In December, Oldcorne was joined by Nicholas Owen, Henry Garnet and Ralph Ashley who were hiding because they were also under suspicion of involvement. The hall was searched on 20 January 1606 but no one was discovered and Abington denied that there was anyone hiding. The four were not discovered even though Garnet and Oldcorne were in one hiding place whilst the two lay brothers were in another. However the house continued to be searched for the next twelve days. A document written at the time records they "found two cunning and very artificial conveyances in the main brick-wall, so ingeniously framed, and with such art, as it cost much labour ere they could be found. Three other secret places, contrived with no less skill and industry, were found in and about the chimneys, in one whereof two of the traitors were close concealed. These chimney-conveyances being so strangely formed, having the entrances into them so curiously covered over with brick, mortared and made fast to planks of wood, and coloured black, like the other parts of the chimney, that very diligent inquisition might well have passed by, without throwing the least suspicion upon such unsuspicious places."

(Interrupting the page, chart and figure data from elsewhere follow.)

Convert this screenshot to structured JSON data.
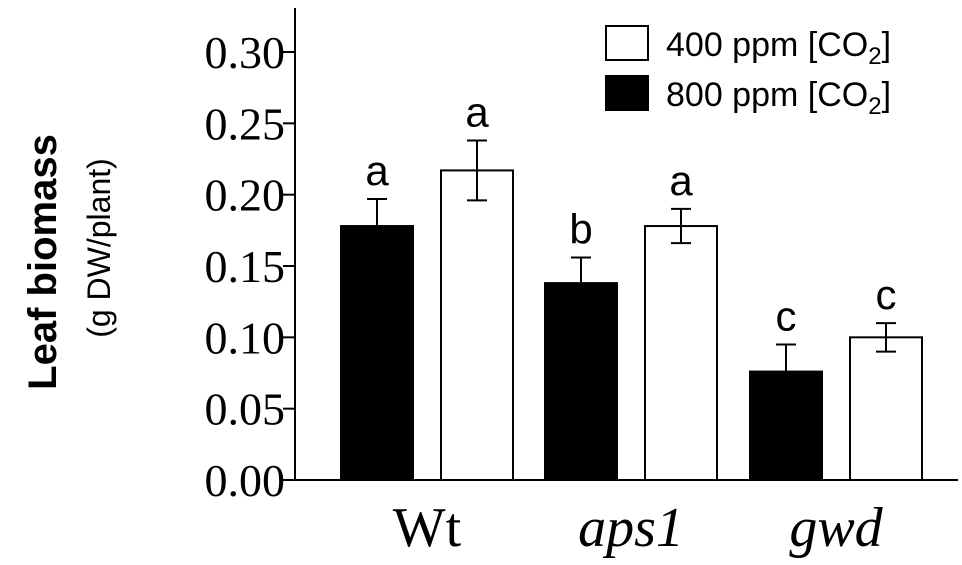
{
  "chart_data": {
    "type": "bar",
    "categories": [
      "Wt",
      "aps1",
      "gwd"
    ],
    "category_italic": [
      false,
      true,
      true
    ],
    "ylabel": "Leaf biomass",
    "ylabel_unit": "(g DW/plant)",
    "ylim": [
      0,
      0.3
    ],
    "y_ticks": [
      "0.00",
      "0.05",
      "0.10",
      "0.15",
      "0.20",
      "0.25",
      "0.30"
    ],
    "y_tick_values": [
      0,
      0.05,
      0.1,
      0.15,
      0.2,
      0.25,
      0.3
    ],
    "grid": false,
    "legend_position": "top-right",
    "series": [
      {
        "name": "800 ppm [CO2]",
        "legend_text": "800 ppm [CO",
        "legend_sub": "2",
        "legend_close": "]",
        "color": "#000000",
        "values": [
          0.178,
          0.138,
          0.076
        ],
        "errors": [
          0.019,
          0.018,
          0.019
        ],
        "sig_labels": [
          "a",
          "b",
          "c"
        ]
      },
      {
        "name": "400 ppm [CO2]",
        "legend_text": "400 ppm [CO",
        "legend_sub": "2",
        "legend_close": "]",
        "color": "#ffffff",
        "values": [
          0.217,
          0.178,
          0.1
        ],
        "errors": [
          0.021,
          0.012,
          0.01
        ],
        "sig_labels": [
          "a",
          "a",
          "c"
        ]
      }
    ]
  }
}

There were in fact eleven hiding places discovered. Two of the Jesuits came out after a few days but Oldcorne and Garnet survived for eight days before they surrendered.

Oldcorne and Garnet were arrested by Sir Henry Bromley and held briefly at the castle at Holt before being taken to the Tower of London en route to execution in Worcester.

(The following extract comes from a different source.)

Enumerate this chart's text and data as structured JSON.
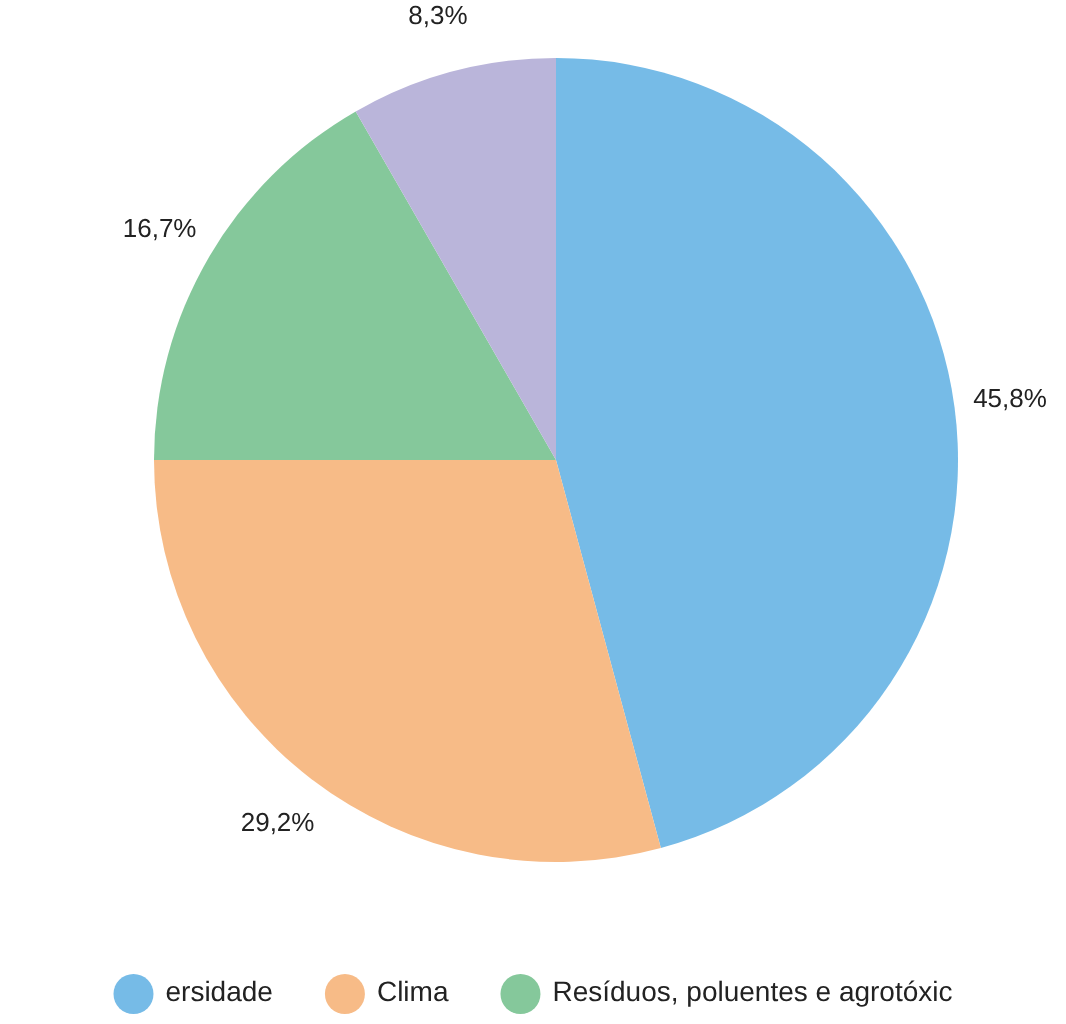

Thomas Habington was again arrested, and sentenced, but spared. He spent the rest of his life writing. It is said in several sources that he was not allowed outside the county, but there is evidence that this is unlikely. Hindlip Hall came to be celebrated, as it was believed that Mary Habington had written the letter revealing the Gunpowder Plot, and "as much of the plot was there hatch'd, so it was from thence that it came to be prevented".

===After the plot===
Thomas's son, William Habington, was a minor poet and his son, Thomas, died without a natural heir and left the hall to Sir William Compton.

==Later history==
The old hall was destroyed by fire and was demolished in 1820.

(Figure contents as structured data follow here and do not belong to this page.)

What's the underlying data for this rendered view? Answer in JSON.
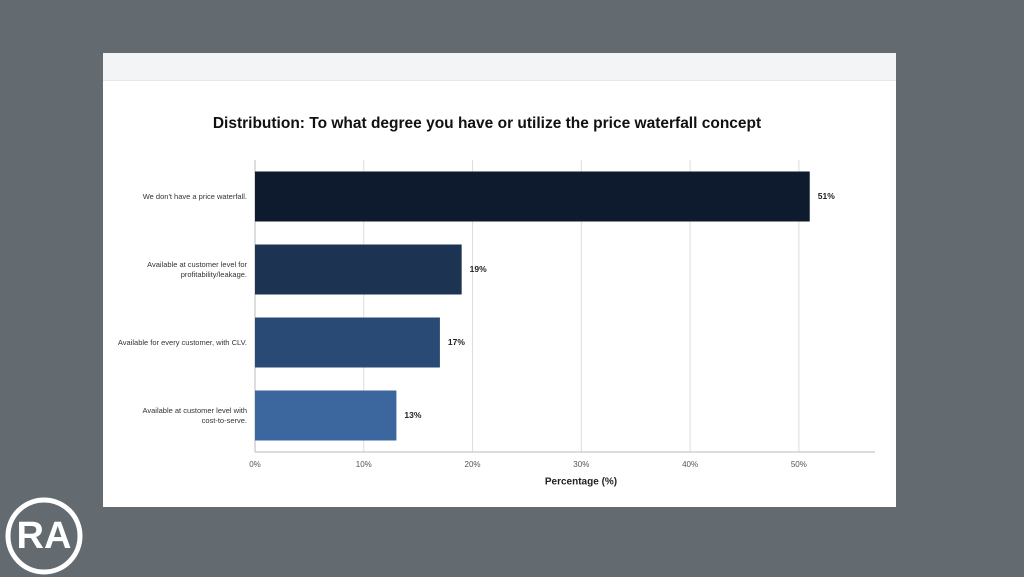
{
  "logo": "RA",
  "chart_data": {
    "type": "barh",
    "title": "Distribution: To what degree you have or utilize the price waterfall concept",
    "x_label": "Percentage (%)",
    "categories": [
      "We don't have a price waterfall.",
      "Available at customer level for\nprofitability/leakage.",
      "Available for every customer, with CLV.",
      "Available at customer level with\ncost-to-serve."
    ],
    "values": [
      51,
      19,
      17,
      13
    ],
    "value_labels": [
      "51%",
      "19%",
      "17%",
      "13%"
    ],
    "colors": [
      "#0e1a2e",
      "#1c3352",
      "#294a74",
      "#3b679e"
    ],
    "xlim": [
      0,
      57
    ],
    "xticks": [
      {
        "value": 0,
        "label": "0%"
      },
      {
        "value": 10,
        "label": "10%"
      },
      {
        "value": 20,
        "label": "20%"
      },
      {
        "value": 30,
        "label": "30%"
      },
      {
        "value": 40,
        "label": "40%"
      },
      {
        "value": 50,
        "label": "50%"
      }
    ],
    "grid": true
  }
}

The new hall was built by Lord Southwell in a Greek Revival style. After his death in 1860 the hall was bought by the Burton-on-Trent brewer Henry Allsopp, who became the first Baron Hindlip in 1886. The house and gardens continued to be improved. In 1887 Lord Hindlip had a new 6 acre lake created and the old one was filled in and 4,000 fish were taken out.
The Allsopp family moved to Wiltshire early in the 20th century. The Hall went through a number of uses including about twenty five years as a girls' school.

===1940===
During the Second World War it was taken over by the Ministry of Works. There were emergency plans drawn up to move Cabinet-level Ministers of the Crown to Hindlip Hall if required, with the Prime Minister's office also based nearby at Spetchley Court. In 1947 after the war it came into the ownership of Worcestershire County Council and the land was set aside for future use as a college, with the main house turned into the headquarters of the County Police.

===Today===
Since 1967 the Hall has been the West Mercia Police police headquarters. It is close to junction six of the M5 motorway. The church of St. James is no longer supported by the Church of England (since 1997), but is now the church for the constabulary. In 2018, Hereford and Worcester Fire and Rescue Service relocated its headquarters to Hindlip Park, co-locating with West Mercia Police.

In 1985 the Hall was designated a Grade II* listed building. Whilst the building is not open to the general public and surveillance is heavily monitored, access to the grounds can be gained via public footpaths from Hindlip Lane to the south and Pershore Lane to the northeast.